Des partis de droite ou de gauche peuvent donc être concernés. Ainsi, en 2018, Benjamin Netanyahou en Israël, Rodrigo Duterte aux Philippines, Recep Tayyip Erdogan en Turquie, Nicolas Maduro aux Venezuela, Narendra Modi en Inde, Evo Morales en Bolivie, Jacob Zuma en Afrique du Sud, Viktor Orban en Hongrie ou encore Donald Trump aux Etats-Unis sont des « populistes » selon les trois économistes. C'est d'ailleurs cette année-là que la planète comptait le plus de populistes au pouvoir.

Selon les trois chercheurs, au cours des cinq premières années de populistes à la tête d'un pays, il apparaît que la croissance du PIB par habitant est inférieure de 0,6 point par an par rapport à ce qu'elle aurait été avec un gouvernement qui aurait mis en place une autre politique économique. Sur quinze ans, la différence atteint 1 point de PIB par habitant chaque année. On peut alors parler de « stagnation populiste économique ».

Quant à la dette publique, elle est supérieure de 10 points de PIB après quinze ans de populisme.
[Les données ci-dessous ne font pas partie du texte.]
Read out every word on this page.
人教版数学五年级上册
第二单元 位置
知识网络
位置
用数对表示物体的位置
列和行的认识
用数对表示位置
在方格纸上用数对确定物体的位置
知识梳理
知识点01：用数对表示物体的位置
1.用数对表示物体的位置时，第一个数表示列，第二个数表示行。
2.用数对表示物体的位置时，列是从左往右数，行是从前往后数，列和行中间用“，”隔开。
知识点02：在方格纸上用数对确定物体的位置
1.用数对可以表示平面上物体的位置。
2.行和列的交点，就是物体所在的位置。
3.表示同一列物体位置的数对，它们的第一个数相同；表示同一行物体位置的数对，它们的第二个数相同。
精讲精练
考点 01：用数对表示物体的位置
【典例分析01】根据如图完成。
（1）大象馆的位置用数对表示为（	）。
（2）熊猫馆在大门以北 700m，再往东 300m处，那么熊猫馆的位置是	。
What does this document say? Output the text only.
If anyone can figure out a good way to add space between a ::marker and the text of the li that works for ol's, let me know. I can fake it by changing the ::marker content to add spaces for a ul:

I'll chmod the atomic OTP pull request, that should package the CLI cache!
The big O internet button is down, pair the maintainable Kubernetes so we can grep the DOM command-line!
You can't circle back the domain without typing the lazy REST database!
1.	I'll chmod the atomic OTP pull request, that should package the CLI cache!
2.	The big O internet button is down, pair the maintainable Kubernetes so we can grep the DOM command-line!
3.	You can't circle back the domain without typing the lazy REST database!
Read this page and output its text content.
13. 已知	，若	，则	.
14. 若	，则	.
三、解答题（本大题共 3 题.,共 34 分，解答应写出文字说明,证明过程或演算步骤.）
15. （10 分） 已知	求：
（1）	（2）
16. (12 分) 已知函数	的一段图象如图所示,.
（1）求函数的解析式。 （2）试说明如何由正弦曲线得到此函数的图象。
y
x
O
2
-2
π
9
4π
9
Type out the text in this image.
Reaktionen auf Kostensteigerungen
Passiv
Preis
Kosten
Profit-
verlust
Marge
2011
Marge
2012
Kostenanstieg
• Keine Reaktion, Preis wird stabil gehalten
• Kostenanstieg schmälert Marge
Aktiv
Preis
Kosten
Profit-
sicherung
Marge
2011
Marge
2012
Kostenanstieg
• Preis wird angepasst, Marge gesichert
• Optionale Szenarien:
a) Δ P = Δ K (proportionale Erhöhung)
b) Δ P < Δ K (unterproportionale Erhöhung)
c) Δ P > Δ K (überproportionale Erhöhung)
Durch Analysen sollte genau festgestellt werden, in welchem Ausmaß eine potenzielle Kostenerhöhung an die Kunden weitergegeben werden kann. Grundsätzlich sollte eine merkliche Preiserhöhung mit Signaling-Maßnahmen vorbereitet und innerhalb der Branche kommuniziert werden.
C'est avec le temps que les aspects négatifs apparaissent. En effet, les trois premières années, la performance n'est pas substantiellement différente. Mais, les chercheurs signalent que « les populistes réussissent à survivre au pouvoir et le quittent souvent de manière dramatique ».

Un affaiblissement des institutions préjudiciable

Pourquoi les populistes échouent-ils à augmenter le niveau de vie des gens ? D'abord parce qu'ils se focalisent sur la croissance à court terme plutôt que de chercher à construire une prospérité à long terme. Ensuite parce que les démagogues ont tendance à négliger les risques inflationnistes. Enfin, la démocratie, l'Etat de droit et les protections juridiques sont essentiels pour le bon fonctionnement de l'économie de marché, pour faciliter les investissements et donc pour la croissance économique à long terme.

Les institutions sont en effet primordiales pour la confiance. Or, « pour mettre en oeuvre la « volonté du peuple », les populistes ont tendance à affaiblir les institutions, à limiter les droits des minorités, à modifier les règles constitutionnelles et électorales en leur faveur et à réprimer l'opposition politique », soulignent Funke, Schularick et Trevesch.

Comme « la force motrice de la politique populiste est la faiblesse des institutions démocratiques », montre Daron Acemoglu, professeur d'économie au MIT à Boston, dans une étude de 2011 , c'est un cercle vicieux dont il est difficile de se sortir qui se met en place. D'ailleurs, dans l'autre sens, un pays qui va vers la démocratie décolle sur le plan économique. Dans d'autres travaux datant de 2019 , Daron Acemoglu prouve que, 25 ans après l'arrivée de la démocratie, un pays a, en moyenne, augmenté son PIB par habitant de 20 % de plus que sans gouvernement élu. En résumé, la démocratie est bonne pour le niveau de vie des gens, sauf quand les populistes sont élus.